É preciso dar ciência ao povo dessa realidade factual. E criar mecanismos para ajudar a amortecer - no que for possível - esse rito de passagem sob pena de vermos, de novo, os mesmos que provocaram essa bagunça voltarem às ruas insuflando o povo pelo seu retorno. É assim que eles agem.  

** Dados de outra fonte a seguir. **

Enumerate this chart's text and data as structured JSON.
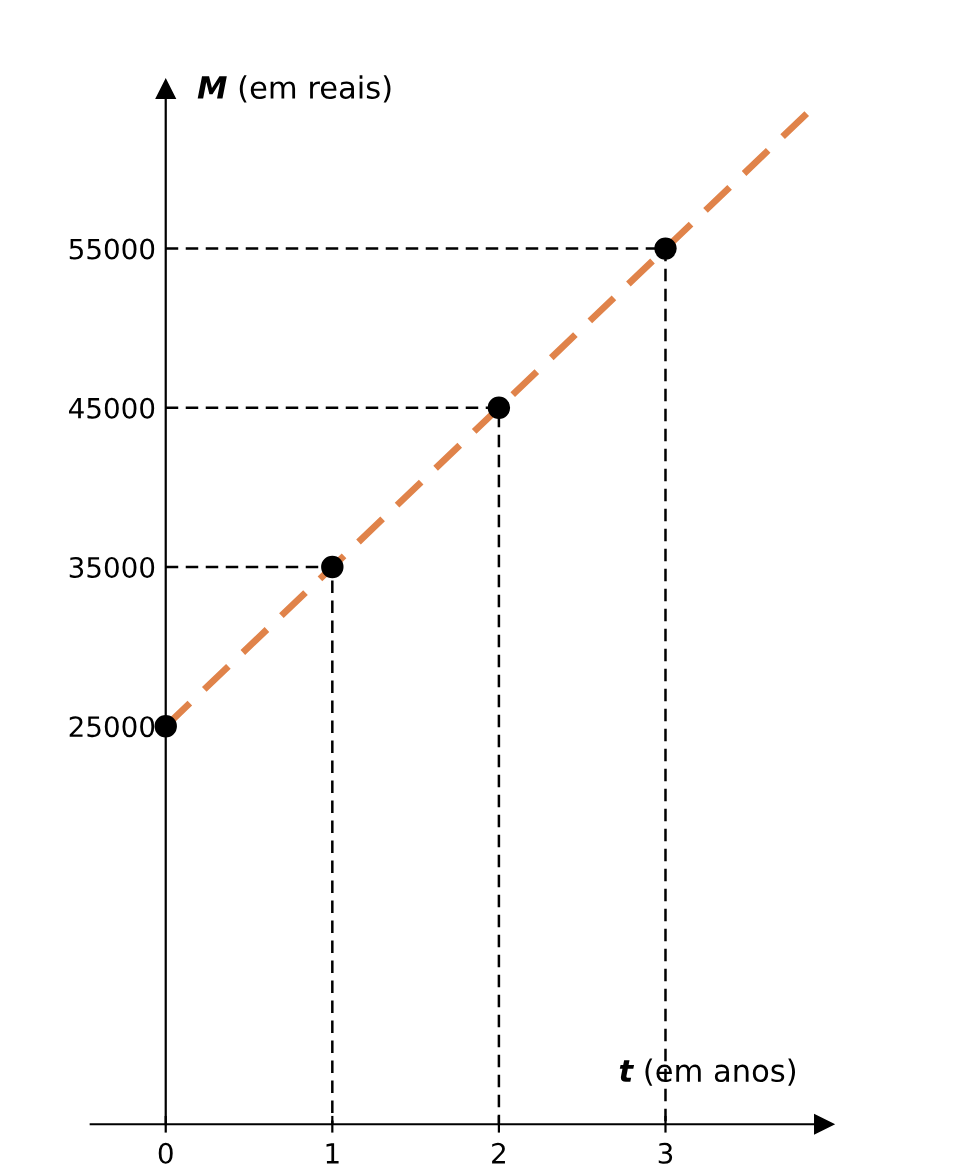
{
  "chart_data": {
    "type": "scatter",
    "xlabel": "t (em anos)",
    "ylabel": "M (em reais)",
    "series": [
      {
        "type": "line",
        "color": "#000000",
        "line_style": "dashed",
        "marker": "none",
        "x": [
          0,
          1,
          1
        ],
        "values": [
          35000,
          35000,
          0
        ]
      },
      {
        "type": "line",
        "color": "#000000",
        "line_style": "dashed",
        "marker": "none",
        "x": [
          0,
          2,
          2
        ],
        "values": [
          45000,
          45000,
          0
        ]
      },
      {
        "type": "line",
        "color": "#000000",
        "line_style": "dashed",
        "marker": "none",
        "x": [
          0,
          3,
          3
        ],
        "values": [
          55000,
          55000,
          0
        ]
      },
      {
        "type": "line",
        "color": "#e0834a",
        "line_style": "dashed",
        "marker": "none",
        "x": [
          0,
          1,
          2,
          3,
          3.9
        ],
        "values": [
          25000,
          35000,
          45000,
          55000,
          64000
        ]
      },
      {
        "color": "#000000",
        "marker": "circle",
        "x": [
          0,
          1,
          2,
          3
        ],
        "values": [
          25000,
          35000,
          45000,
          55000
        ]
      }
    ],
    "xlim": [
      -0.45,
      3.95
    ],
    "ylim": [
      0,
      65000
    ],
    "xticks": [
      0,
      1,
      2,
      3
    ],
    "yticks": [
      25000,
      35000,
      45000,
      55000
    ]
  }
}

Vimos estarrecidos na última segunda-feira o presidente da República colocar ainda mais fogo nessa fogueira ao explicitar de forma clara e didática “porque não se devia prender o Lula”. Isso vindo de um professor especialista em direito constitucional não apenas é o cúmulo como altamente suspeito. E por que não se pode prendê-lo se está mais que clara a sua participação como chefe do bando de assaltantes do país? Por acaso o presidente da República agora também é juiz e promotor? O que está por detrás dessa fatídica fala? Isso envolve “zerar” a roubalheira via caixa dois para livrar a cara dos políticos ladrões e dos empresários bandidos? É por isso que a Odebrecht ainda não assinou o termo delação? 

Senhores políticos, não se deve brincar com fogo. Vocês estão perigosamente flertando com o perigo. O povo parece quieto. Mas na verdade está à espreita. Pronto para democraticamente voltar às ruas e fazer prevalecer a constituição. A lei. Que foi feita para todos. Quem roubou deve ser preso e devolver o produto da pilhagem. Não deve haver saídas milagrosas ou escapatórias honrosas para criminosos desse naipe.